Westfälische Rundschau vom 2. Oktober 2010

In Lücklemberg : SPD sucht Wege aus dem Chaos

 Antje Mosebach

Lücklemberg. Irgendwie klappt es immer noch nicht mit der Verkehrs- und Schulwegsicherheit im Kreuzungsbereich Hagener/Olpketal- und Hollmannstraße. Daher trafen sich gestern Mitglieder der SPD Lücklemberg vor Ort, um noch einmal genau festzuhalten, an welchen Punkten Handlungsbedarf besteht.

Großer Knackpunkt nach wie vor: die Fußgängerampel auf der südlichen Hagener Straße, knapp vor der Bahnunterführung.
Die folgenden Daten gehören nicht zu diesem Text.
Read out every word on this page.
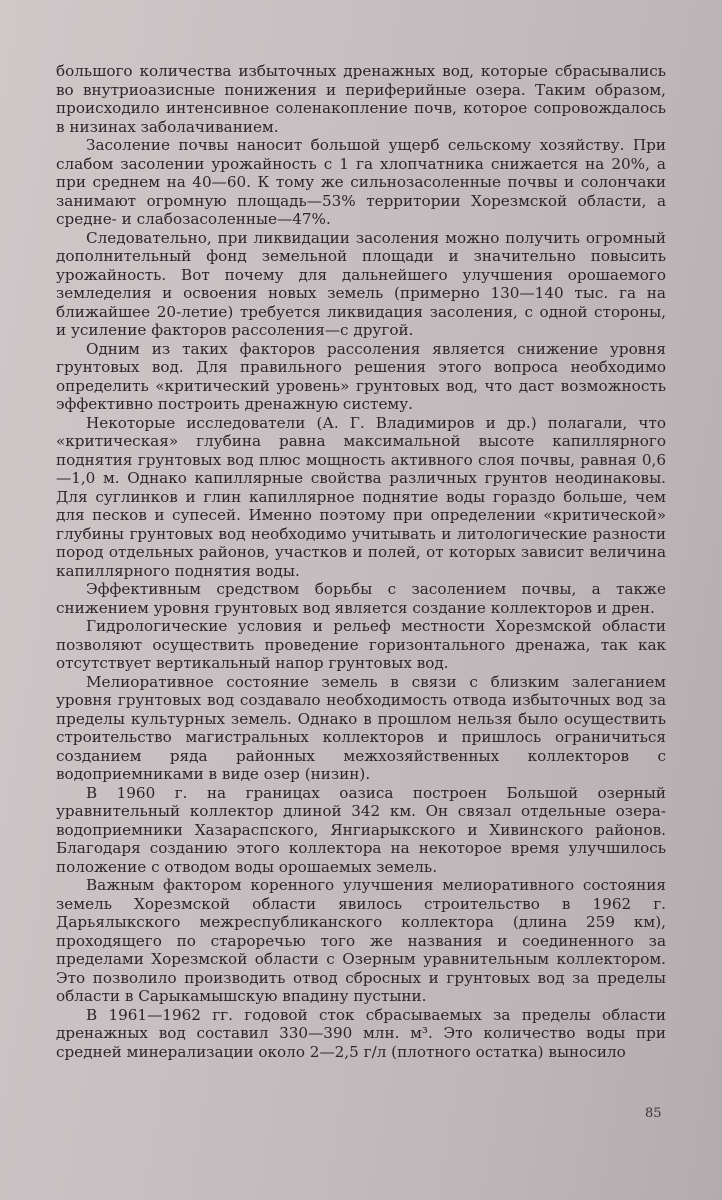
большого количества избыточных дренажных вод, которые сбрасывались во внутриоазисные понижения и периферийные озера. Таким образом, происходило интенсивное соленакопление почв, которое сопровождалось в низинах заболачиванием.

Засоление почвы наносит большой ущерб сельскому хозяйству. При слабом засолении урожайность с 1 га хлопчатника снижается на 20%, а при среднем на 40—60. К тому же сильнозасоленные почвы и солончаки занимают огромную площадь—53% территории Хорезмской области, а средне- и слабозасоленные—47%.

Следовательно, при ликвидации засоления можно получить огромный дополнительный фонд земельной площади и значительно повысить урожайность. Вот почему для дальнейшего улучшения орошаемого земледелия и освоения новых земель (примерно 130—140 тыс. га на ближайшее 20-летие) требуется ликвидация засоления, с одной стороны, и усиление факторов рассоления—с другой.

Одним из таких факторов рассоления является снижение уровня грунтовых вод. Для правильного решения этого вопроса необходимо определить «критический уровень» грунтовых вод, что даст возможность эффективно построить дренажную систему.

Некоторые исследователи (А. Г. Владимиров и др.) полагали, что «критическая» глубина равна максимальной высоте капиллярного поднятия грунтовых вод плюс мощность активного слоя почвы, равная 0,6—1,0 м. Однако капиллярные свойства различных грунтов неодинаковы. Для суглинков и глин капиллярное поднятие воды гораздо больше, чем для песков и супесей. Именно поэтому при определении «критической» глубины грунтовых вод необходимо учитывать и литологические разности пород отдельных районов, участков и полей, от которых зависит величина капиллярного поднятия воды.

Эффективным средством борьбы с засолением почвы, а также снижением уровня грунтовых вод является создание коллекторов и дрен.

Гидрологические условия и рельеф местности Хорезмской области позволяют осуществить проведение горизонтального дренажа, так как отсутствует вертикальный напор грунтовых вод.

Мелиоративное состояние земель в связи с близким залеганием уровня грунтовых вод создавало необходимость отвода избыточных вод за пределы культурных земель. Однако в прошлом нельзя было осуществить строительство магистральных коллекторов и пришлось ограничиться созданием ряда районных межхозяйственных коллекторов с водоприемниками в виде озер (низин).

В 1960 г. на границах оазиса построен Большой озерный уравнительный коллектор длиной 342 км. Он связал отдельные озера-водоприемники Хазараспского, Янгиарыкского и Хивинского районов. Благодаря созданию этого коллектора на некоторое время улучшилось положение с отводом воды орошаемых земель.

Важным фактором коренного улучшения мелиоративного состояния земель Хорезмской области явилось строительство в 1962 г. Дарьялыкского межреспубликанского коллектора (длина 259 км), проходящего по староречью того же названия и соединенного за пределами Хорезмской области с Озерным уравнительным коллектором. Это позволило производить отвод сбросных и грунтовых вод за пределы области в Сарыкамышскую впадину пустыни.

В 1961—1962 гг. годовой сток сбрасываемых за пределы области дренажных вод составил 330—390 млн. м³. Это количество воды при средней минерализации около 2—2,5 г/л (плотного остатка) выносило

85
Für Teilnehmer aus Richtung Olpketalstraße schlecht einsehbar, die Vorwarnung für Fahrzeugführer aus nördlicher Richtung kommend schlecht sichtbar. Außerdem, so bemängelt die SPD, sei die Wartezeit für die Fußgänger so lang, dass viele „doch mal schnell so rüberliefen“, bestätigen einige Mitglieder. Auch bilde sich zu den Stoßzeiten ein erheblicher Rückstau auf der Olpketalstraße, betroffen davon natürlich auch die Busse. Vorschlag der SPD Lücklemberg hier: Die Ampelschaltung für Fußgänger schneller reagieren zu lassen, die Warnhinweise und Vorwarn-Blinker der nördlichen Hagener Straße besser zu positionieren und eine Warnampel aufzustellen, die linksabbiegende Fahrer aus der Olpketalstraße auf überquerende Fußgänger aufmerksam macht.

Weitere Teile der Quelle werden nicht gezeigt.